According to the SEC, Grewal prioritized restoring investor trust and confidence in markets by ushering in a culture of compliance among market participants. Under his leadership, the division addressed emerging risk areas and held insiders accountable for securities law violations, the agency said.
More than 100 of the enforcement actions Grewal recommended addressed noncompliance in the crypto space, including against FTX founder Sam Bankman-Fried, who is now serving a 25-year sentence in federal prison, and Binance founder Changpeng Zhao, who just ended his four-month prison stint.
“While we have faced and overcome many challenges over the last three plus years, there has been one constant throughout: the public servants of the Enforcement Division stand ready to do everything they can to protect investors and market integrity. Their expertise, professionalism, and dedication are, indeed, unparalleled, and it has been the privilege of a lifetime to have been able to call them colleagues,” Grewal said in a statement. “From recalibrating penalties and remedies to confronting emerging risks to holding issuers, insiders, and gatekeepers accountable, I am incredibly proud of all that we’ve accomplished as a Division during my tenure.”
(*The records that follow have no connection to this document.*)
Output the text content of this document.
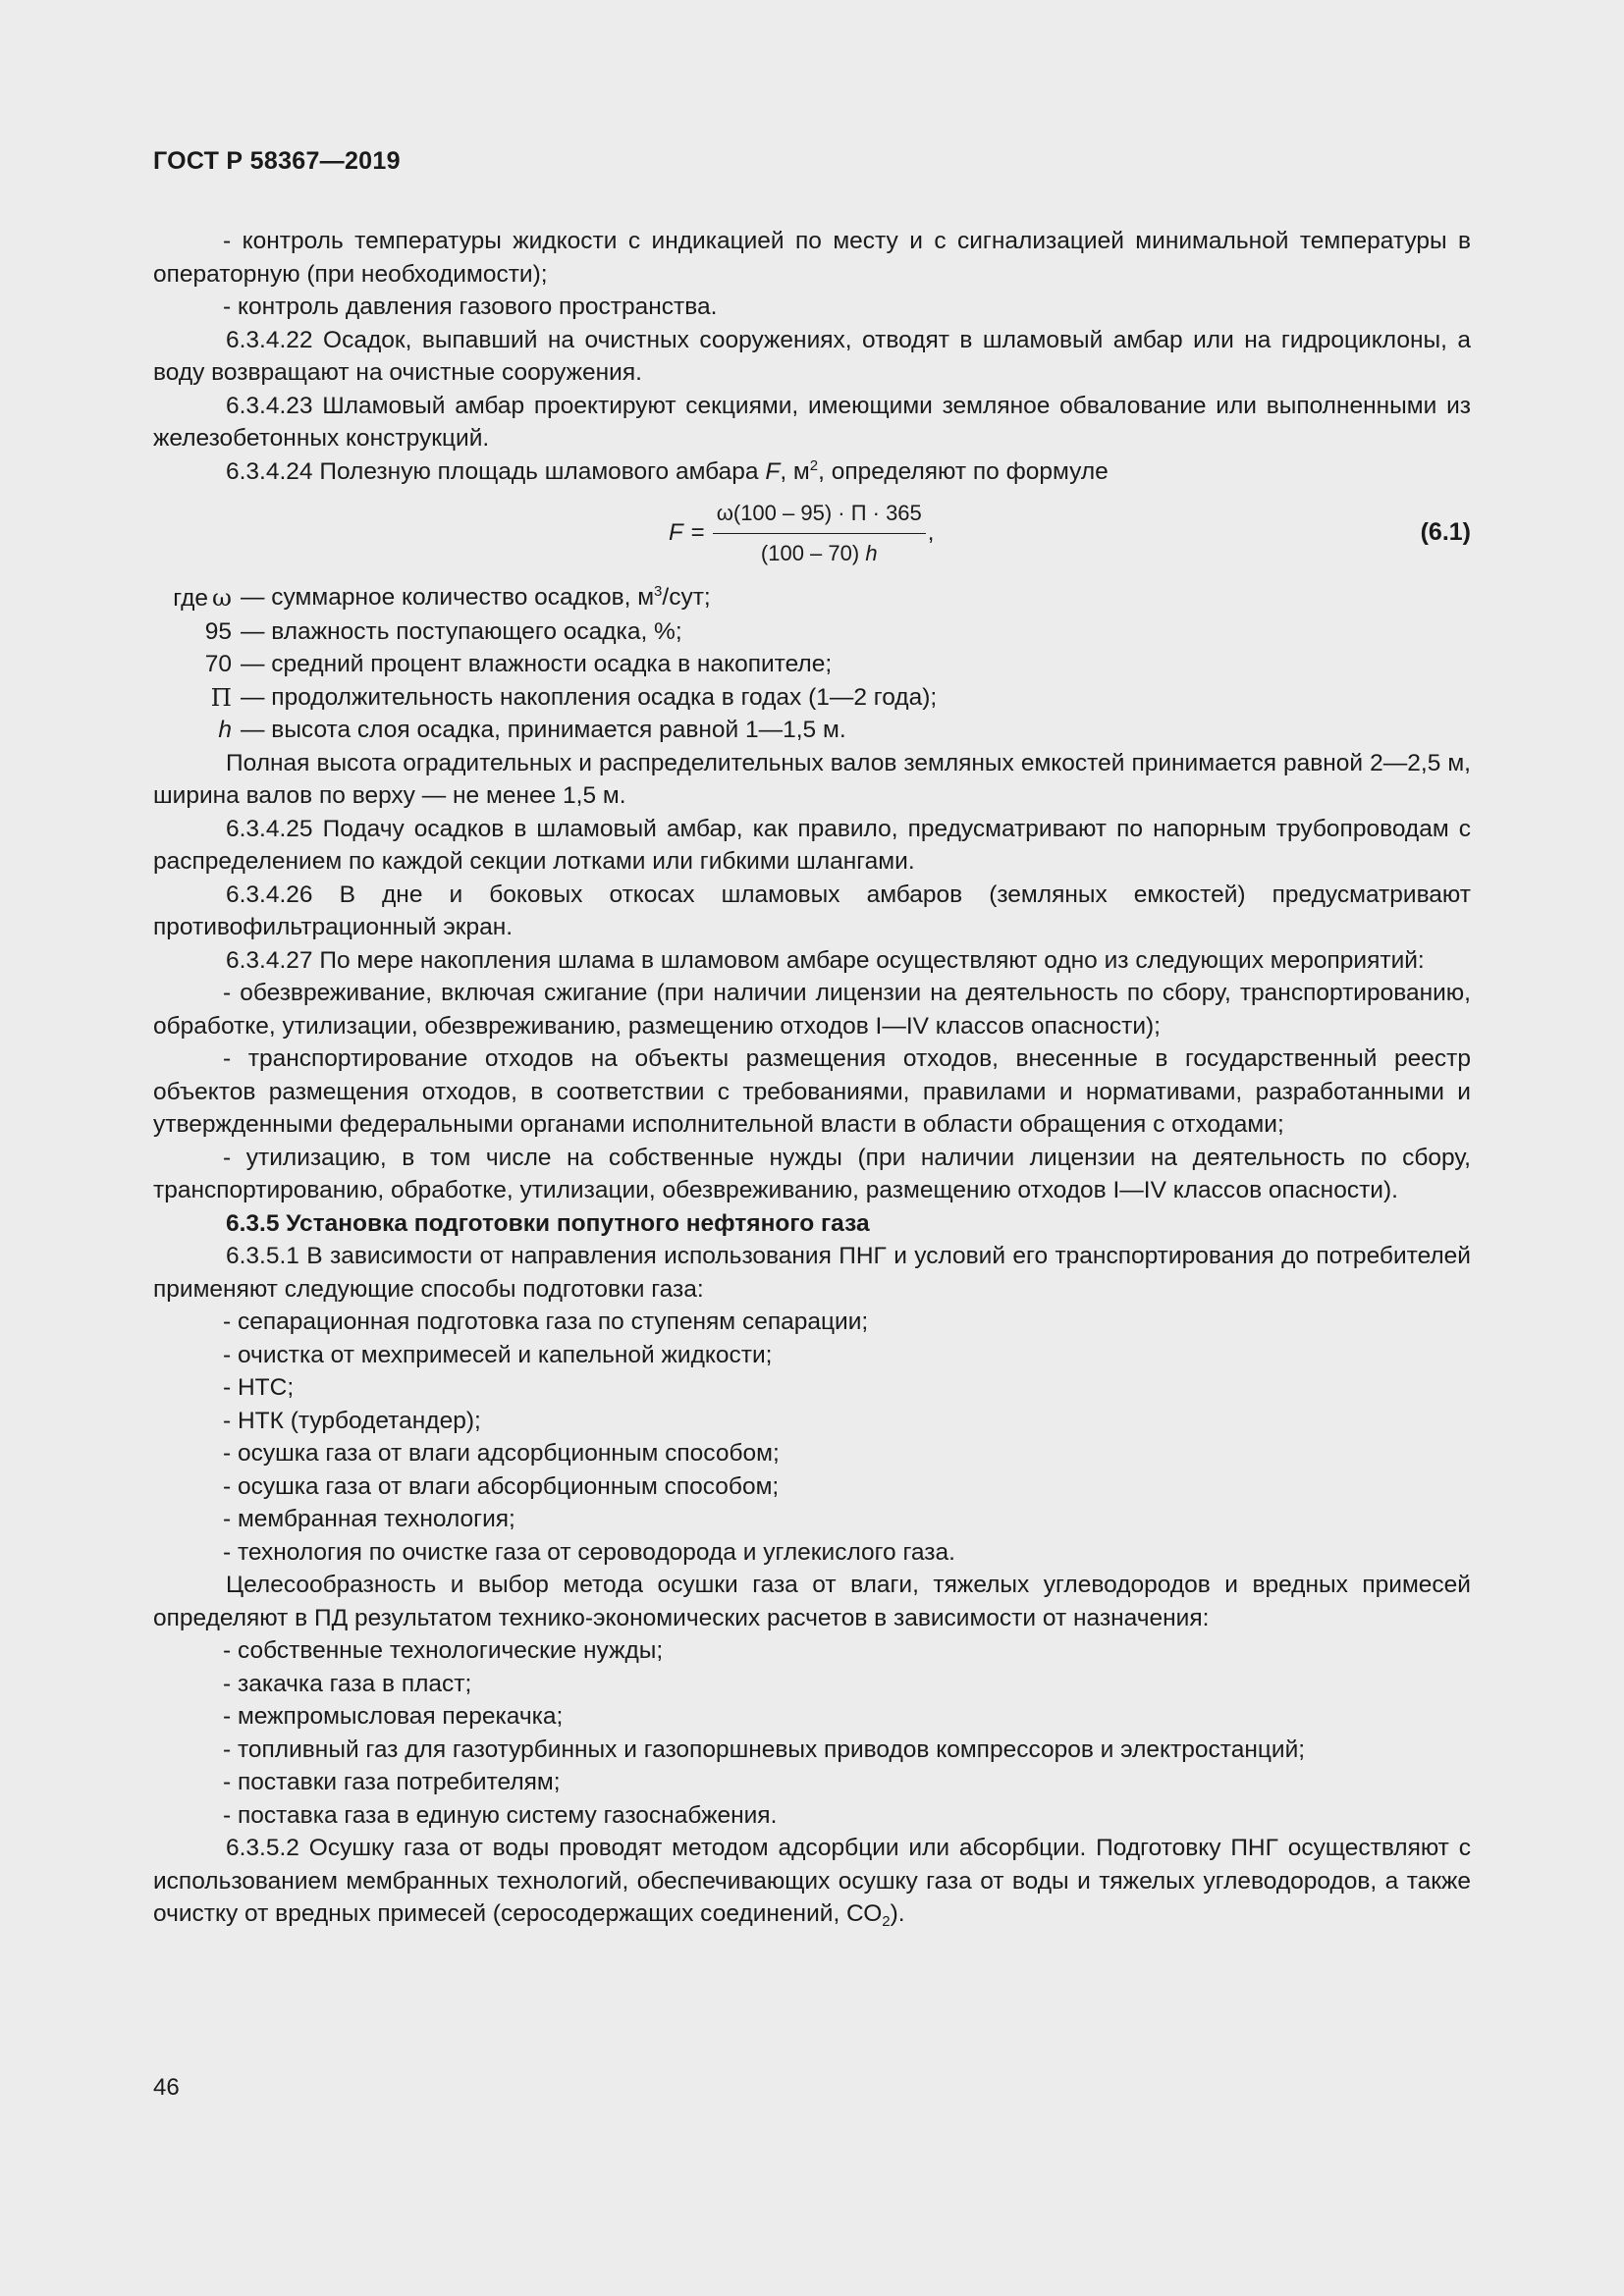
ГОСТ Р 58367—2019

- контроль температуры жидкости с индикацией по месту и с сигнализацией минимальной температуры в операторную (при необходимости);

- контроль давления газового пространства.

6.3.4.22 Осадок, выпавший на очистных сооружениях, отводят в шламовый амбар или на гидроциклоны, а воду возвращают на очистные сооружения.

6.3.4.23 Шламовый амбар проектируют секциями, имеющими земляное обвалование или выполненными из железобетонных конструкций.

6.3.4.24 Полезную площадь шламового амбара F, $м^2$, определяют по формуле

$F = \frac{\omega(100 - 95) \cdot П \cdot 365}{(100 - 70) h}$ ,	(6.1)
где ω — суммарное количество осадков, $м^3$/сут;
95 — влажность поступающего осадка, %;
70 — средний процент влажности осадка в накопителе;
П — продолжительность накопления осадка в годах (1—2 года);
h — высота слоя осадка, принимается равной 1—1,5 м.

Полная высота оградительных и распределительных валов земляных емкостей принимается равной 2—2,5 м, ширина валов по верху — не менее 1,5 м.

6.3.4.25 Подачу осадков в шламовый амбар, как правило, предусматривают по напорным трубопроводам с распределением по каждой секции лотками или гибкими шлангами.

6.3.4.26 В дне и боковых откосах шламовых амбаров (земляных емкостей) предусматривают противофильтрационный экран.

6.3.4.27 По мере накопления шлама в шламовом амбаре осуществляют одно из следующих мероприятий:

- обезвреживание, включая сжигание (при наличии лицензии на деятельность по сбору, транспортированию, обработке, утилизации, обезвреживанию, размещению отходов I—IV классов опасности);

- транспортирование отходов на объекты размещения отходов, внесенные в государственный реестр объектов размещения отходов, в соответствии с требованиями, правилами и нормативами, разработанными и утвержденными федеральными органами исполнительной власти в области обращения с отходами;

- утилизацию, в том числе на собственные нужды (при наличии лицензии на деятельность по сбору, транспортированию, обработке, утилизации, обезвреживанию, размещению отходов I—IV классов опасности).

6.3.5 Установка подготовки попутного нефтяного газа

6.3.5.1 В зависимости от направления использования ПНГ и условий его транспортирования до потребителей применяют следующие способы подготовки газа:

- сепарационная подготовка газа по ступеням сепарации;

- очистка от мехпримесей и капельной жидкости;

- НТС;

- НТК (турбодетандер);

- осушка газа от влаги адсорбционным способом;

- осушка газа от влаги абсорбционным способом;

- мембранная технология;

- технология по очистке газа от сероводорода и углекислого газа.

Целесообразность и выбор метода осушки газа от влаги, тяжелых углеводородов и вредных примесей определяют в ПД результатом технико-экономических расчетов в зависимости от назначения:

- собственные технологические нужды;

- закачка газа в пласт;

- межпромысловая перекачка;

- топливный газ для газотурбинных и газопоршневых приводов компрессоров и электростанций;

- поставки газа потребителям;

- поставка газа в единую систему газоснабжения.

6.3.5.2 Осушку газа от воды проводят методом адсорбции или абсорбции. Подготовку ПНГ осуществляют с использованием мембранных технологий, обеспечивающих осушку газа от воды и тяжелых углеводородов, а также очистку от вредных примесей (серосодержащих соединений, $СО_2$).

46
Wadhwa, meanwhile, has been with the SEC for more than two decades. He worked alongside Grewal as the enforcement division’s deputy director since August 2021. Before that, he was the senior associate director of the division of enforcement in the New York regional office, where he was instrumental in a number of critical investigations, including the office’s focus on rooting out institutional insider trading.
Wadhwa successfully led enforcement actions against hedge fund advisers, including Galleon Management and SAC Capital, and industry figures such as Galleon founder Raj Rajaratnam, Goldman Sachs board member Rajat Gupta and SAC Capital founder Steven Cohen.